Arranging follow‑up testing for equivocal or early‑stage cases.

Effective diagnosis relies on the practitioner’s ability to integrate clinical judgment with laboratory data, ensuring timely and accurate identification of tick‑borne infection.

Follow-up Testing and Monitoring

After a tick attachment, clinicians typically schedule a serologic evaluation to detect Borrelia infection. The standard assay is an enzyme‑linked immunosorbent test (ELISA) performed on a blood sample, often followed by a confirmatory immunoblot if the initial result is positive. This two‑step approach constitutes the primary diagnostic protocol for Lyme disease.

Follow‑up testing is recommended at specific intervals to capture seroconversion that may occur after the initial exposure. Common schedules include:

Baseline blood draw at the time of presentation or within a few days of the bite.
Repeat serology 2–4 weeks later to identify emerging antibodies.
Additional testing at 6–8 weeks if symptoms persist or if the earlier results were equivocal.

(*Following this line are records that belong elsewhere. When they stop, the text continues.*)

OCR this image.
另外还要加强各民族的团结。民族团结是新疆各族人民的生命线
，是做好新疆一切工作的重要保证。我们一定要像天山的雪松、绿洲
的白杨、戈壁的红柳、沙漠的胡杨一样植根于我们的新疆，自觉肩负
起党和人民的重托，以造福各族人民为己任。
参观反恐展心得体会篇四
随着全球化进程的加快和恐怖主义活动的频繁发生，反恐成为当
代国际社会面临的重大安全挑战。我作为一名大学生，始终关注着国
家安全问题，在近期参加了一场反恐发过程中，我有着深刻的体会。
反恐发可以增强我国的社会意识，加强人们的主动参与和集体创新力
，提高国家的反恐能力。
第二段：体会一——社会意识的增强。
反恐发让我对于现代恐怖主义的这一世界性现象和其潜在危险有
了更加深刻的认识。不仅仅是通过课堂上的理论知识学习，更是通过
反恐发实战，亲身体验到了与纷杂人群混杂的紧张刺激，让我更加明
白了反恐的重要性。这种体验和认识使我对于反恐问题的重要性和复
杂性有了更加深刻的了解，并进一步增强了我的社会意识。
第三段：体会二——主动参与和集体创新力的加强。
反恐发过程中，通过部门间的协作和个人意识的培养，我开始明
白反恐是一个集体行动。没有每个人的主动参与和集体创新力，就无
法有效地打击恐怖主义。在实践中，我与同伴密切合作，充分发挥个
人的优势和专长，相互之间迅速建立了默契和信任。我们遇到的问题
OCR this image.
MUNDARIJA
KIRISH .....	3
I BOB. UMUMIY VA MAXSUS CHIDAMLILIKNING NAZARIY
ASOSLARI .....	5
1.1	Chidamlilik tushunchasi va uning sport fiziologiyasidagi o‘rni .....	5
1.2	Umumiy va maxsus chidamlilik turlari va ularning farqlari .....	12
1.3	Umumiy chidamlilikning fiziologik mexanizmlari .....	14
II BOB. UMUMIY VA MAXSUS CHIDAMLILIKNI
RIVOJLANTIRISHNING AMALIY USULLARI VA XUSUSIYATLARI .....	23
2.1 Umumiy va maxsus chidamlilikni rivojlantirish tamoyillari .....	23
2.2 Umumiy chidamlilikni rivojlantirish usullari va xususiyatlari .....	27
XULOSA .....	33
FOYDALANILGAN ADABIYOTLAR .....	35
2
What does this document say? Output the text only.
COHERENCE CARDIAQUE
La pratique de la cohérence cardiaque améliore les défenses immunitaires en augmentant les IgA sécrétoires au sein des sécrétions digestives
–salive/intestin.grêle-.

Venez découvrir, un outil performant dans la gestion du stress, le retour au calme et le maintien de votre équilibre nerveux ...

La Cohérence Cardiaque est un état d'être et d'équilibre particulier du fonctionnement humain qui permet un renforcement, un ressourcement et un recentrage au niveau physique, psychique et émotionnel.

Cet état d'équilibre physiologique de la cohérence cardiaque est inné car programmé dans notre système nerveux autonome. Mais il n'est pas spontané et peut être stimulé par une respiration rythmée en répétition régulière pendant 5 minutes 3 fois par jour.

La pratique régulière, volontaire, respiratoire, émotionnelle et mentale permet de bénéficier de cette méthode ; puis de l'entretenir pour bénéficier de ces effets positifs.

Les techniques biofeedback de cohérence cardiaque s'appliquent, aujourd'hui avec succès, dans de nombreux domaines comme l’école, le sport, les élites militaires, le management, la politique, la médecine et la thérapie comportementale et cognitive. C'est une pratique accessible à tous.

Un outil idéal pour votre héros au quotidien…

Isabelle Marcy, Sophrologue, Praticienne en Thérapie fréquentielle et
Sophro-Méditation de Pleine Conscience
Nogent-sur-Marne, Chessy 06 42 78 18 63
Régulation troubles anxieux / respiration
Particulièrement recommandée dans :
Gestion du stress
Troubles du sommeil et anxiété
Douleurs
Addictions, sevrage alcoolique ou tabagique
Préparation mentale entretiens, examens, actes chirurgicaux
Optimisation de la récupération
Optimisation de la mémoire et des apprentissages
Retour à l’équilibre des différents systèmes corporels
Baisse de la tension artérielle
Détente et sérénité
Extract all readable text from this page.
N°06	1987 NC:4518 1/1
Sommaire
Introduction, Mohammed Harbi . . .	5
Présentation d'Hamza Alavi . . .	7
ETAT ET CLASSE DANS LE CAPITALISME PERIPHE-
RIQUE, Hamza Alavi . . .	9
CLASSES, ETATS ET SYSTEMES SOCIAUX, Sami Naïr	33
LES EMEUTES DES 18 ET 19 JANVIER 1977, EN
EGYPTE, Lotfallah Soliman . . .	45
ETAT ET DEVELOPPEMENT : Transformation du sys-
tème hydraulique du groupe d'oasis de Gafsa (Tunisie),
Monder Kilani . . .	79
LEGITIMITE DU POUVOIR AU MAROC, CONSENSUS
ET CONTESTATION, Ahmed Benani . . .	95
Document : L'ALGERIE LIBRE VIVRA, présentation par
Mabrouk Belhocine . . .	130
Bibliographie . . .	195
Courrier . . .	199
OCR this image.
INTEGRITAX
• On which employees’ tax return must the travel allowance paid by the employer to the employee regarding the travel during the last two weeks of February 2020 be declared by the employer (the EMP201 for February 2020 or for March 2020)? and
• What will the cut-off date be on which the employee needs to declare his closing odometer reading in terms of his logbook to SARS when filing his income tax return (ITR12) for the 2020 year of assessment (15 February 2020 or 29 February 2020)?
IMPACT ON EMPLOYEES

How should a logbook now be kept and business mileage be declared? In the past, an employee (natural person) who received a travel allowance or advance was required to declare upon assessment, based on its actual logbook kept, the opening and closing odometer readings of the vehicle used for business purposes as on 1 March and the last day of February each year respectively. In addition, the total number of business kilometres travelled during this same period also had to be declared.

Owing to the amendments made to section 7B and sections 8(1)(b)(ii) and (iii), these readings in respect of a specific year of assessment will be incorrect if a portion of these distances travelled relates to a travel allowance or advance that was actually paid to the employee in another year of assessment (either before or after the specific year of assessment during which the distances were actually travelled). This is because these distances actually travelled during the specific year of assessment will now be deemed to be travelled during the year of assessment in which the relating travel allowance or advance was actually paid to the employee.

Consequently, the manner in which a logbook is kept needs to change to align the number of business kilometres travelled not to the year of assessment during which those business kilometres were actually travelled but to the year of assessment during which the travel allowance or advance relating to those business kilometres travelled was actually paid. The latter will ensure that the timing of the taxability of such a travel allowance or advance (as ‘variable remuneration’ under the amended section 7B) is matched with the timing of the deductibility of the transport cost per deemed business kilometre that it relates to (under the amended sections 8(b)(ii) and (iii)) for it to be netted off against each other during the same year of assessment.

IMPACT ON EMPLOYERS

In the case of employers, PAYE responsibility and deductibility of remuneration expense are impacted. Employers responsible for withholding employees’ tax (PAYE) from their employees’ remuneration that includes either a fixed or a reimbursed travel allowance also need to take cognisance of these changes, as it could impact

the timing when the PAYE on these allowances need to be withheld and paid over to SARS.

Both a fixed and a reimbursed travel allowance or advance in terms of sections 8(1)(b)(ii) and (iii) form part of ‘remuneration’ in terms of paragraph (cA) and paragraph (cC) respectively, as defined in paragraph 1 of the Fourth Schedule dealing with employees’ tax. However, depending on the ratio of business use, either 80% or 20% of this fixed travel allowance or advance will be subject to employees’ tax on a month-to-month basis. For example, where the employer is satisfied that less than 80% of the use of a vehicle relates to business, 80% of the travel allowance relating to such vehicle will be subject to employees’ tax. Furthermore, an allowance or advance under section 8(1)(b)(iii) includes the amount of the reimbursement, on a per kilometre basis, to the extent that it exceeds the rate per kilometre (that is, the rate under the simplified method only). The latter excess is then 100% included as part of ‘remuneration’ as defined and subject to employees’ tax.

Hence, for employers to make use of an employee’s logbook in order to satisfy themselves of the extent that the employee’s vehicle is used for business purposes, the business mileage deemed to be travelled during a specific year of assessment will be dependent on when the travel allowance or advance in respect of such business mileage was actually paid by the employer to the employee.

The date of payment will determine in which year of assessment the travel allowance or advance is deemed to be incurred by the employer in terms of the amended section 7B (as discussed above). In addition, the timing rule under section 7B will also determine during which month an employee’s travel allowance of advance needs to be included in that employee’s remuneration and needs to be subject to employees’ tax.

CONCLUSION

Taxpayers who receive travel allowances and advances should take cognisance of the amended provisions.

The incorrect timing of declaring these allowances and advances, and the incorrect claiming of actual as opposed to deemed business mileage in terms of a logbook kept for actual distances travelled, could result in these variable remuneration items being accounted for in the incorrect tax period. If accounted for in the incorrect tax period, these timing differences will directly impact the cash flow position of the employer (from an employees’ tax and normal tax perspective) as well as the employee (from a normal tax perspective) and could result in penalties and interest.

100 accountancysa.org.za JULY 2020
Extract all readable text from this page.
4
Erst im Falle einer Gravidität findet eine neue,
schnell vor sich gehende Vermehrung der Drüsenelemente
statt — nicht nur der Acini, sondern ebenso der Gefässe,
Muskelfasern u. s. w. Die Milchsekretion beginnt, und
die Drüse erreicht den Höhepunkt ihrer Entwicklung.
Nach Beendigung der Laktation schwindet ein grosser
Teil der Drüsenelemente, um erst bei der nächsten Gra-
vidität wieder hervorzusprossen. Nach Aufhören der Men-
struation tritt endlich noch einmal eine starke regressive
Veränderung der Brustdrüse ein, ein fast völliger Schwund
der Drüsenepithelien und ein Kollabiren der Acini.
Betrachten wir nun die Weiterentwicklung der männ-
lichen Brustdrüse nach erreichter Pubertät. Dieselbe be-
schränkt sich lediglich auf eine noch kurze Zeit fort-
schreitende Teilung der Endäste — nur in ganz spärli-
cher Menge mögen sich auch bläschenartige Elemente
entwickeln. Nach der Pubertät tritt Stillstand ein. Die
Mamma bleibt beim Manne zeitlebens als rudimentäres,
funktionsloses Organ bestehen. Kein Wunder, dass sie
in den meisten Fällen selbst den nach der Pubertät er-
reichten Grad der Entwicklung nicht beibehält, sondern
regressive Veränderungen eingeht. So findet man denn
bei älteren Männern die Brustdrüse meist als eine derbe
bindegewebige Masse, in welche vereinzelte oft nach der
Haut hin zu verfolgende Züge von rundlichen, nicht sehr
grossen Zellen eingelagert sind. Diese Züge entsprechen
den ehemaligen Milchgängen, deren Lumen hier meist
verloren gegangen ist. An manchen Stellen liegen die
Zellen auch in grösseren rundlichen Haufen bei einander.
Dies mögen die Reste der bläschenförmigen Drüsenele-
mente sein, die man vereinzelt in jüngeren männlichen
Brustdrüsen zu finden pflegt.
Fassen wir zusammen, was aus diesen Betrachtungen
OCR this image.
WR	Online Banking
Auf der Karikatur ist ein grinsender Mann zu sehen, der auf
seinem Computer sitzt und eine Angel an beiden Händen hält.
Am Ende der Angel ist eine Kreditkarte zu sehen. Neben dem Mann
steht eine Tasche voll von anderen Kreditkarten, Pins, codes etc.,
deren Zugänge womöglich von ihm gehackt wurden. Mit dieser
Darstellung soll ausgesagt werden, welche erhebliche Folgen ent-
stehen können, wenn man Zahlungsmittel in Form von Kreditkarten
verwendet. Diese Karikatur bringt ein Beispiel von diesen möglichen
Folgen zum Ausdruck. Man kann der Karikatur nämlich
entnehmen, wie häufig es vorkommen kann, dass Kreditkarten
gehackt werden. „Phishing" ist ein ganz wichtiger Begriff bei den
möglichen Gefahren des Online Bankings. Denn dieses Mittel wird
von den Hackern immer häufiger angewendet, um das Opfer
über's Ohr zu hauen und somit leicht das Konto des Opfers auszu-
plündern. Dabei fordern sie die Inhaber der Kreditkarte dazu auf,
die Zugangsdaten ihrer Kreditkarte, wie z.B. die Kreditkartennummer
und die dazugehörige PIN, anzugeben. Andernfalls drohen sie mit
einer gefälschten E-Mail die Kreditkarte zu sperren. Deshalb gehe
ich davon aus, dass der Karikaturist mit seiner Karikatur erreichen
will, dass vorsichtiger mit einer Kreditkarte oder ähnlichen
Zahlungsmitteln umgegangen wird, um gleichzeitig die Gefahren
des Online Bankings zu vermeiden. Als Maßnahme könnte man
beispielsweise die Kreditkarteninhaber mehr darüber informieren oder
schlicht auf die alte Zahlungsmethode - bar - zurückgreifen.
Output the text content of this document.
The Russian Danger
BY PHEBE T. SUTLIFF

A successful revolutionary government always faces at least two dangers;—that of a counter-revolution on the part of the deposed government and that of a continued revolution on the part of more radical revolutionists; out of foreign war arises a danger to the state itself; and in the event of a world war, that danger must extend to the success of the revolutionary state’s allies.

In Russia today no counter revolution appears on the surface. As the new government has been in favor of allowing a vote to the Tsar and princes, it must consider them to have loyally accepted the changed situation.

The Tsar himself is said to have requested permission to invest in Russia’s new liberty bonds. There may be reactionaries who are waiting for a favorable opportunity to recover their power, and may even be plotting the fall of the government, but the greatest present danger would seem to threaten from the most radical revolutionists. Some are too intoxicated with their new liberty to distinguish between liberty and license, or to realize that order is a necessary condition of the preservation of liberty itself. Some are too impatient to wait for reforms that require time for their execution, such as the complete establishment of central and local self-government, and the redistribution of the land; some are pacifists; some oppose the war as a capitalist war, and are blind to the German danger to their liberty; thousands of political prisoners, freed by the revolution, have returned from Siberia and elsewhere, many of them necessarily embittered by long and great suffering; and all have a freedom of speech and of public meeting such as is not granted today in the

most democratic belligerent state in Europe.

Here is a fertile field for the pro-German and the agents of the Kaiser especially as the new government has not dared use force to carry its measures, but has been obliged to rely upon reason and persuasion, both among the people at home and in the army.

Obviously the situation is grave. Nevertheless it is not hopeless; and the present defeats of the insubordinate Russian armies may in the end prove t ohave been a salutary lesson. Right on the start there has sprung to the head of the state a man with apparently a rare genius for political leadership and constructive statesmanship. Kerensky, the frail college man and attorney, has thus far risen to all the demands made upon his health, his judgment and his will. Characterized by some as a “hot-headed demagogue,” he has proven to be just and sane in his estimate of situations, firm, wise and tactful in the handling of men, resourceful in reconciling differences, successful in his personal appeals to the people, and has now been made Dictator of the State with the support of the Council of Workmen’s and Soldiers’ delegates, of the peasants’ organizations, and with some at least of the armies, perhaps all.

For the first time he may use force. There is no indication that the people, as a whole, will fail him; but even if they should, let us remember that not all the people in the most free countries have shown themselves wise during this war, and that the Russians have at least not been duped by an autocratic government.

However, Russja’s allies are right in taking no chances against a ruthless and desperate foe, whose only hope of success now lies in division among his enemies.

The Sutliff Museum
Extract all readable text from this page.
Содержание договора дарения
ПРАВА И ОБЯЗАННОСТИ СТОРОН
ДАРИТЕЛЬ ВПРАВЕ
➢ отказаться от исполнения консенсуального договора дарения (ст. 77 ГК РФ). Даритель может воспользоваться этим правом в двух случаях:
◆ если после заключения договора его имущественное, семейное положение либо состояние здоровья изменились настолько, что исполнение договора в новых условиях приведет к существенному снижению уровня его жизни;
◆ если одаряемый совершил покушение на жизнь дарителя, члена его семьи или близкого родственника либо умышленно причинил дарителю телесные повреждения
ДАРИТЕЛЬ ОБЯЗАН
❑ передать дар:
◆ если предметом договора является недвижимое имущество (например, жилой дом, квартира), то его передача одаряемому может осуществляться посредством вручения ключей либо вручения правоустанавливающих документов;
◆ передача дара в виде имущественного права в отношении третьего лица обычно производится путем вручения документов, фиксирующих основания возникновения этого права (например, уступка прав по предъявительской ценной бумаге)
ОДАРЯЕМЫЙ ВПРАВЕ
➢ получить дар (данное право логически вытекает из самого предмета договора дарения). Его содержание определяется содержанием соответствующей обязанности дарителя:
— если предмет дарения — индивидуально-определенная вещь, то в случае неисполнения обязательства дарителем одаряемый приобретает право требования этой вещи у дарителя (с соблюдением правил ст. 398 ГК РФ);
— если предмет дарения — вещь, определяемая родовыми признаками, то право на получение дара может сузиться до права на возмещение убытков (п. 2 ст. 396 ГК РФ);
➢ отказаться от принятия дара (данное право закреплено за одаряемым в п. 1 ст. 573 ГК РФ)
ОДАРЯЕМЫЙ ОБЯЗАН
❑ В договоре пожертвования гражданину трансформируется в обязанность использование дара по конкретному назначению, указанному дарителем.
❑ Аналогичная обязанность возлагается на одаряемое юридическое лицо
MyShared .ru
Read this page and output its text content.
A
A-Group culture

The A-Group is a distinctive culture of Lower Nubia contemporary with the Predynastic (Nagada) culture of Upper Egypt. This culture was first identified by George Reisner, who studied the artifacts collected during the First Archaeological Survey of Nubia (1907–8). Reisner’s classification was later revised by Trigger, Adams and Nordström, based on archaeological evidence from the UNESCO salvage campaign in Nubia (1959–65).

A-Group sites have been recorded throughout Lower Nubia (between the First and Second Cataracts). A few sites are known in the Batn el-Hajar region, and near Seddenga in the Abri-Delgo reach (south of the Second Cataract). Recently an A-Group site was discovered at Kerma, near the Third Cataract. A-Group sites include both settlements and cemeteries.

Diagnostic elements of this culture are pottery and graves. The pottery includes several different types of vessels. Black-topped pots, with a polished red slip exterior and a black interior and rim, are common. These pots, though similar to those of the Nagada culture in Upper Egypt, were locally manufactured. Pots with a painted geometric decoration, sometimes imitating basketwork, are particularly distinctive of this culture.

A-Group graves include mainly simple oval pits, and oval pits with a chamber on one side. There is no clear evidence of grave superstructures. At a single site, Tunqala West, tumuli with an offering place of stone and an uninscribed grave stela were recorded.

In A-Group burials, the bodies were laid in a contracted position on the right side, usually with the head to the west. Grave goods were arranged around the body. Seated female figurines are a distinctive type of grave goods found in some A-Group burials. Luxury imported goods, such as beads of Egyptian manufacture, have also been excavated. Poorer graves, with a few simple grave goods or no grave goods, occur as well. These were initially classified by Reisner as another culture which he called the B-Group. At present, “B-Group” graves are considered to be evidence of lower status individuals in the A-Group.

Monitoring extends beyond laboratory values. Patients should be instructed to report new or worsening signs such as erythema migrans, fever, fatigue, joint pain, or neurologic changes. Documentation of symptom progression guides decisions about repeat testing or initiation of antimicrobial therapy.

Interpretation of results must consider the timing of the bite, the stage of infection, and the possibility of false‑negative early ELISA outcomes. A negative baseline test does not exclude later seroconversion; therefore, clinicians rely on the scheduled repeat assays and clinical observation to ensure timely detection and treatment.